Generally speaking, LLMs can be characterized by the following parameters:

  • Size of the training dataset
  • Cost of training (computational power)
  • Size of the model (parameters)
  • Performance after training (or how well the model is able to respond to a particular question)

LLM Prompt

A Large Language Model (LLM) Prompt is a question or request you send to an LLM to generate a desired response. This can be a question you want the LLM to answer or a request for the LLM to complete. The goal of using an LLM Prompt is to elicit a specific response from the model, whether it be a piece of information, a summary, or a creative work.

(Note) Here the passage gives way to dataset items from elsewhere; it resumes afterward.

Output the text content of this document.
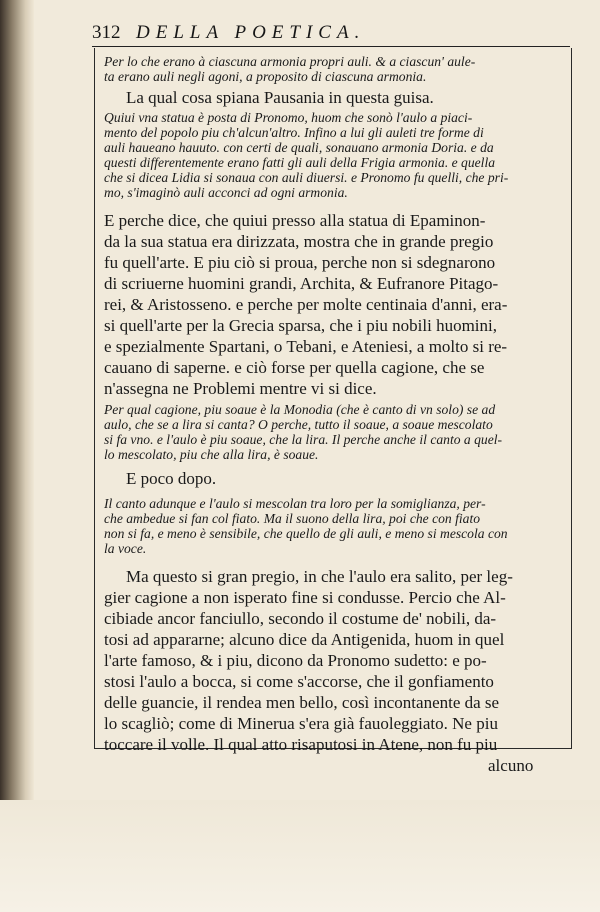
312 DELLA POETICA.
Per lo che erano à ciascuna armonia propri auli. & a ciascun' aule-
ta erano auli negli agoni, a proposito di ciascuna armonia.
La qual cosa spiana Pausania in questa guisa.
Quiui vna statua è posta di Pronomo, huom che sonò l'aulo a piaci-
mento del popolo piu ch'alcun'altro. Infino a lui gli auleti tre forme di
auli haueano hauuto. con certi de quali, sonauano armonia Doria. e da
questi differentemente erano fatti gli auli della Frigia armonia. e quella
che si dicea Lidia si sonaua con auli diuersi. e Pronomo fu quelli, che pri-
mo, s'imaginò auli acconci ad ogni armonia.
E perche dice, che quiui presso alla statua di Epaminon-
da la sua statua era dirizzata, mostra che in grande pregio
fu quell'arte. E piu ciò si proua, perche non si sdegnarono
di scriuerne huomini grandi, Archita, & Eufranore Pitago-
rei, & Aristosseno. e perche per molte centinaia d'anni, era-
si quell'arte per la Grecia sparsa, che i piu nobili huomini,
e spezialmente Spartani, o Tebani, e Ateniesi, a molto si re-
cauano di saperne. e ciò forse per quella cagione, che se
n'assegna ne Problemi mentre vi si dice.
Per qual cagione, piu soaue è la Monodia (che è canto di vn solo) se ad
aulo, che se a lira si canta? O perche, tutto il soaue, a soaue mescolato
si fa vno. e l'aulo è piu soaue, che la lira. Il perche anche il canto a quel-
lo mescolato, piu che alla lira, è soaue.
E poco dopo.
Il canto adunque e l'aulo si mescolan tra loro per la somiglianza, per-
che ambedue si fan col fiato. Ma il suono della lira, poi che con fiato
non si fa, e meno è sensibile, che quello de gli auli, e meno si mescola con
la voce.
Ma questo si gran pregio, in che l'aulo era salito, per leg-
gier cagione a non isperato fine si condusse. Percio che Al-
cibiade ancor fanciullo, secondo il costume de' nobili, da-
tosi ad appararne; alcuno dice da Antigenida, huom in quel
l'arte famoso, & i piu, dicono da Pronomo sudetto: e po-
stosi l'aulo a bocca, si come s'accorse, che il gonfiamento
delle guancie, il rendea men bello, così incontanente da se
lo scagliò; come di Minerua s'era già fauoleggiato. Ne piu
toccare il volle. Il qual atto risaputosi in Atene, non fu piu
alcuno
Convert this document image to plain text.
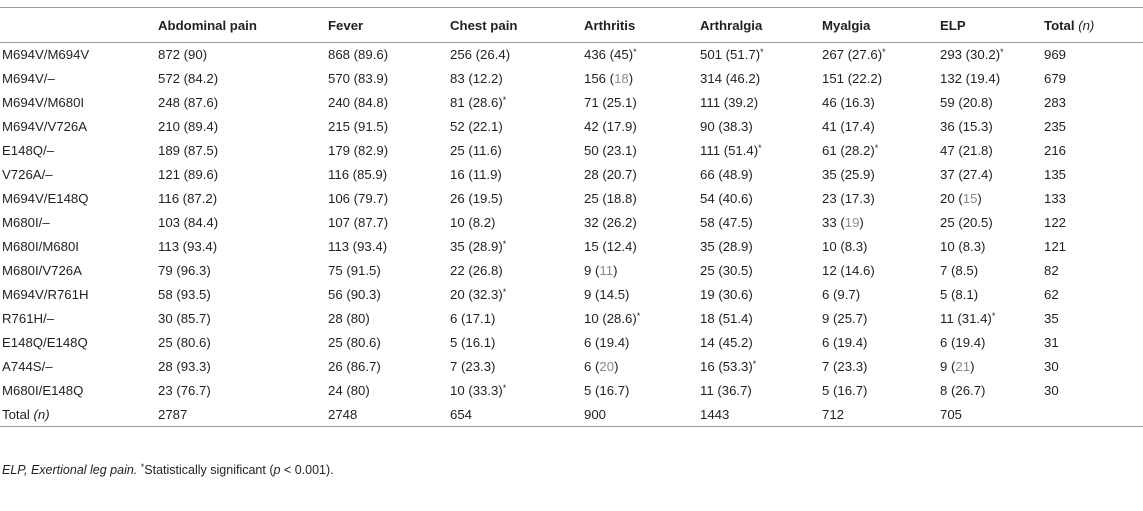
	Abdominal pain	Fever	Chest pain	Arthritis	Arthralgia	Myalgia	ELP	Total (n)
M694V/M694V	872 (90)	868 (89.6)	256 (26.4)	436 (45)*	501 (51.7)*	267 (27.6)*	293 (30.2)*	969
M694V/–	572 (84.2)	570 (83.9)	83 (12.2)	156 (18)	314 (46.2)	151 (22.2)	132 (19.4)	679
M694V/M680I	248 (87.6)	240 (84.8)	81 (28.6)*	71 (25.1)	111 (39.2)	46 (16.3)	59 (20.8)	283
M694V/V726A	210 (89.4)	215 (91.5)	52 (22.1)	42 (17.9)	90 (38.3)	41 (17.4)	36 (15.3)	235
E148Q/–	189 (87.5)	179 (82.9)	25 (11.6)	50 (23.1)	111 (51.4)*	61 (28.2)*	47 (21.8)	216
V726A/–	121 (89.6)	116 (85.9)	16 (11.9)	28 (20.7)	66 (48.9)	35 (25.9)	37 (27.4)	135
M694V/E148Q	116 (87.2)	106 (79.7)	26 (19.5)	25 (18.8)	54 (40.6)	23 (17.3)	20 (15)	133
M680I/–	103 (84.4)	107 (87.7)	10 (8.2)	32 (26.2)	58 (47.5)	33 (19)	25 (20.5)	122
M680I/M680I	113 (93.4)	113 (93.4)	35 (28.9)*	15 (12.4)	35 (28.9)	10 (8.3)	10 (8.3)	121
M680I/V726A	79 (96.3)	75 (91.5)	22 (26.8)	9 (11)	25 (30.5)	12 (14.6)	7 (8.5)	82
M694V/R761H	58 (93.5)	56 (90.3)	20 (32.3)*	9 (14.5)	19 (30.6)	6 (9.7)	5 (8.1)	62
R761H/–	30 (85.7)	28 (80)	6 (17.1)	10 (28.6)*	18 (51.4)	9 (25.7)	11 (31.4)*	35
E148Q/E148Q	25 (80.6)	25 (80.6)	5 (16.1)	6 (19.4)	14 (45.2)	6 (19.4)	6 (19.4)	31
A744S/–	28 (93.3)	26 (86.7)	7 (23.3)	6 (20)	16 (53.3)*	7 (23.3)	9 (21)	30
M680I/E148Q	23 (76.7)	24 (80)	10 (33.3)*	5 (16.7)	11 (36.7)	5 (16.7)	8 (26.7)	30
Total (n)	2787	2748	654	900	1443	712	705	
ELP, Exertional leg pain. *Statistically significant (p < 0.001).
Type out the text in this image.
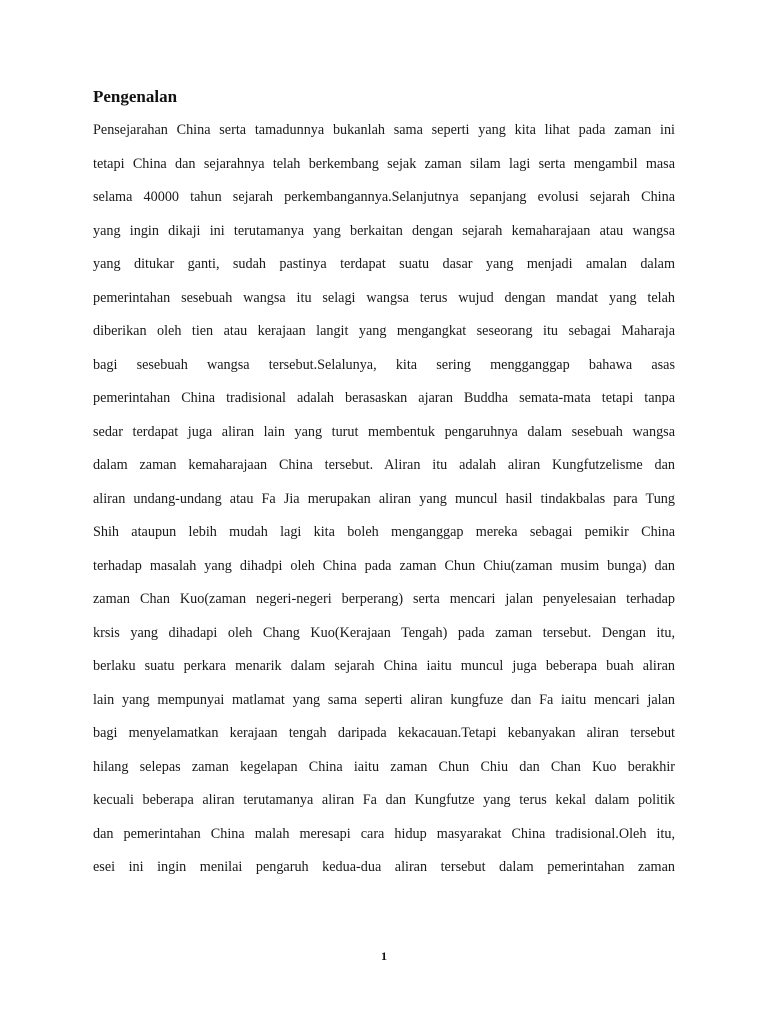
Pengenalan
Pensejarahan China serta tamadunnya bukanlah sama seperti yang kita lihat pada zaman ini
tetapi China dan sejarahnya telah berkembang sejak zaman silam lagi serta mengambil masa
selama 40000 tahun sejarah perkembangannya.Selanjutnya sepanjang evolusi sejarah China
yang ingin dikaji ini terutamanya yang berkaitan dengan sejarah kemaharajaan atau wangsa
yang ditukar ganti, sudah pastinya terdapat suatu dasar yang menjadi amalan dalam
pemerintahan sesebuah wangsa itu selagi wangsa terus wujud dengan mandat yang telah
diberikan oleh tien atau kerajaan langit yang mengangkat seseorang itu sebagai Maharaja
bagi sesebuah wangsa tersebut.Selalunya, kita sering mengganggap bahawa asas
pemerintahan China tradisional adalah berasaskan ajaran Buddha semata-mata tetapi tanpa
sedar terdapat juga aliran lain yang turut membentuk pengaruhnya dalam sesebuah wangsa
dalam zaman kemaharajaan China tersebut. Aliran itu adalah aliran Kungfutzelisme dan
aliran undang-undang atau Fa Jia merupakan aliran yang muncul hasil tindakbalas para Tung
Shih ataupun lebih mudah lagi kita boleh menganggap mereka sebagai pemikir China
terhadap masalah yang dihadpi oleh China pada zaman Chun Chiu(zaman musim bunga) dan
zaman Chan Kuo(zaman negeri-negeri berperang) serta mencari jalan penyelesaian terhadap
krsis yang dihadapi oleh Chang Kuo(Kerajaan Tengah) pada zaman tersebut. Dengan itu,
berlaku suatu perkara menarik dalam sejarah China iaitu muncul juga beberapa buah aliran
lain yang mempunyai matlamat yang sama seperti aliran kungfuze dan Fa iaitu mencari jalan
bagi menyelamatkan kerajaan tengah daripada kekacauan.Tetapi kebanyakan aliran tersebut
hilang selepas zaman kegelapan China iaitu zaman Chun Chiu dan Chan Kuo berakhir
kecuali beberapa aliran terutamanya aliran Fa dan Kungfutze yang terus kekal dalam politik
dan pemerintahan China malah meresapi cara hidup masyarakat China tradisional.Oleh itu,
esei ini ingin menilai pengaruh kedua-dua aliran tersebut dalam pemerintahan zaman
1
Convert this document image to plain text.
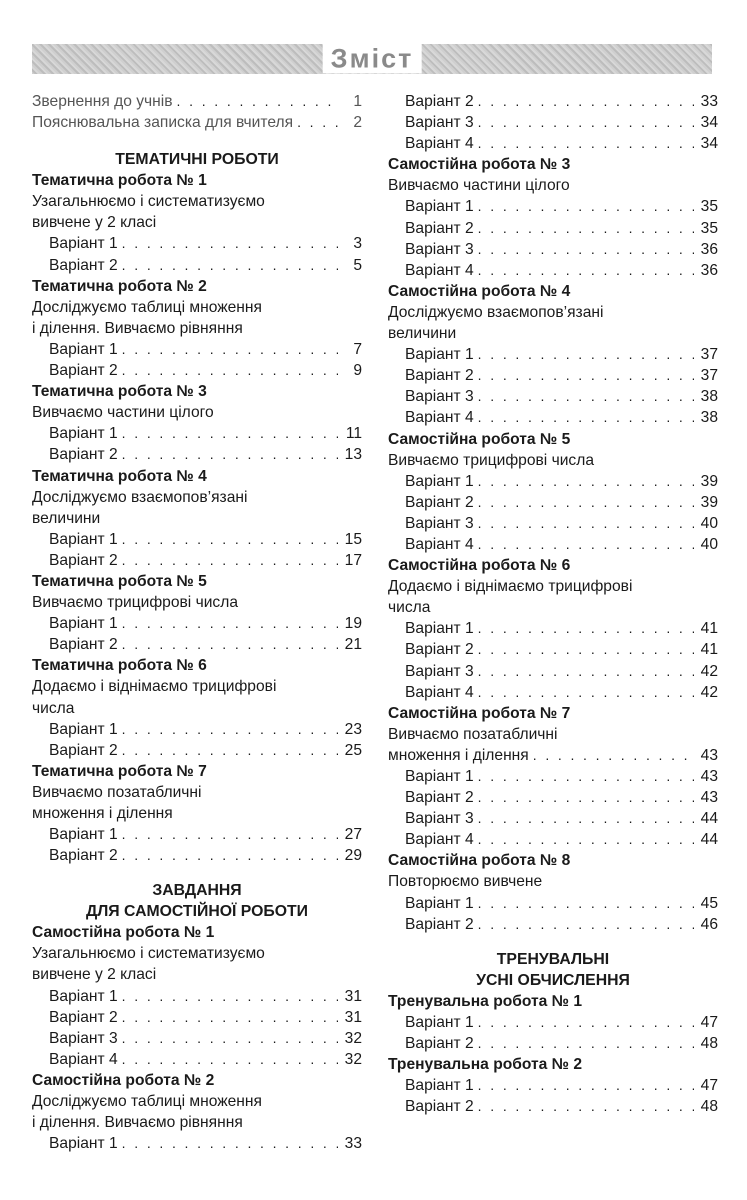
Зміст
Звернення до учнів . . .	1
Пояснювальна записка для вчителя . . .	2
ТЕМАТИЧНІ РОБОТИ
Тематична робота № 1
Узагальнюємо і систематизуємо
вивчене у 2 класі
Варіант 1 . . .	3
Варіант 2 . . .	5
Тематична робота № 2
Досліджуємо таблиці множення
і ділення. Вивчаємо рівняння
Варіант 1 . . .	7
Варіант 2 . . .	9
Тематична робота № 3
Вивчаємо частини цілого
Варіант 1 . . .	11
Варіант 2 . . .	13
Тематична робота № 4
Досліджуємо взаємопов’язані
величини
Варіант 1 . . .	15
Варіант 2 . . .	17
Тематична робота № 5
Вивчаємо трицифрові числа
Варіант 1 . . .	19
Варіант 2 . . .	21
Тематична робота № 6
Додаємо і віднімаємо трицифрові
числа
Варіант 1 . . .	23
Варіант 2 . . .	25
Тематична робота № 7
Вивчаємо позатабличні
множення і ділення
Варіант 1 . . .	27
Варіант 2 . . .	29
ЗАВДАННЯ
ДЛЯ САМОСТІЙНОЇ РОБОТИ
Самостійна робота № 1
Узагальнюємо і систематизуємо
вивчене у 2 класі
Варіант 1 . . .	31
Варіант 2 . . .	31
Варіант 3 . . .	32
Варіант 4 . . .	32
Самостійна робота № 2
Досліджуємо таблиці множення
і ділення. Вивчаємо рівняння
Варіант 1 . . .	33
Варіант 2 . . .	33
Варіант 3 . . .	34
Варіант 4 . . .	34
Самостійна робота № 3
Вивчаємо частини цілого
Варіант 1 . . .	35
Варіант 2 . . .	35
Варіант 3 . . .	36
Варіант 4 . . .	36
Самостійна робота № 4
Досліджуємо взаємопов’язані
величини
Варіант 1 . . .	37
Варіант 2 . . .	37
Варіант 3 . . .	38
Варіант 4 . . .	38
Самостійна робота № 5
Вивчаємо трицифрові числа
Варіант 1 . . .	39
Варіант 2 . . .	39
Варіант 3 . . .	40
Варіант 4 . . .	40
Самостійна робота № 6
Додаємо і віднімаємо трицифрові
числа
Варіант 1 . . .	41
Варіант 2 . . .	41
Варіант 3 . . .	42
Варіант 4 . . .	42
Самостійна робота № 7
Вивчаємо позатабличні
множення і ділення . . .	43
Варіант 1 . . .	43
Варіант 2 . . .	43
Варіант 3 . . .	44
Варіант 4 . . .	44
Самостійна робота № 8
Повторюємо вивчене
Варіант 1 . . .	45
Варіант 2 . . .	46
ТРЕНУВАЛЬНІ
УСНІ ОБЧИСЛЕННЯ
Тренувальна робота № 1
Варіант 1 . . .	47
Варіант 2 . . .	48
Тренувальна робота № 2
Варіант 1 . . .	47
Варіант 2 . . .	48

Transformer Neural Networks

Neural networks are an efficient way to solve machine learning problems and can be used in various situations. Neural networks offer precision and accuracy. Finding the correct neural network for each project can increase efficiency. Recurrent neural networks (RNNs) remember previously learned predictions to help make future predictions with accuracy. Unlike RNNs, Transformer Neural Networks do not have a concept of timestamps. This enables them to pass through multiple inputs at once, making them a more efficient way to process data.
For more information, see Transformer Architecture.


Fine-Tuning refers to the process of taking a pre-trained language model and further training it on a specific task or domain to improve its performance on that task. It is an important technique used to adapt Large Language Models (LLMs) to specific tasks and domains.


In h2oGPTe, Self-Reflection asks another Large Language Model (LLM) for a reflection of the answer given to the question and the context provided. It can be used to evaluate the LLM’s performance.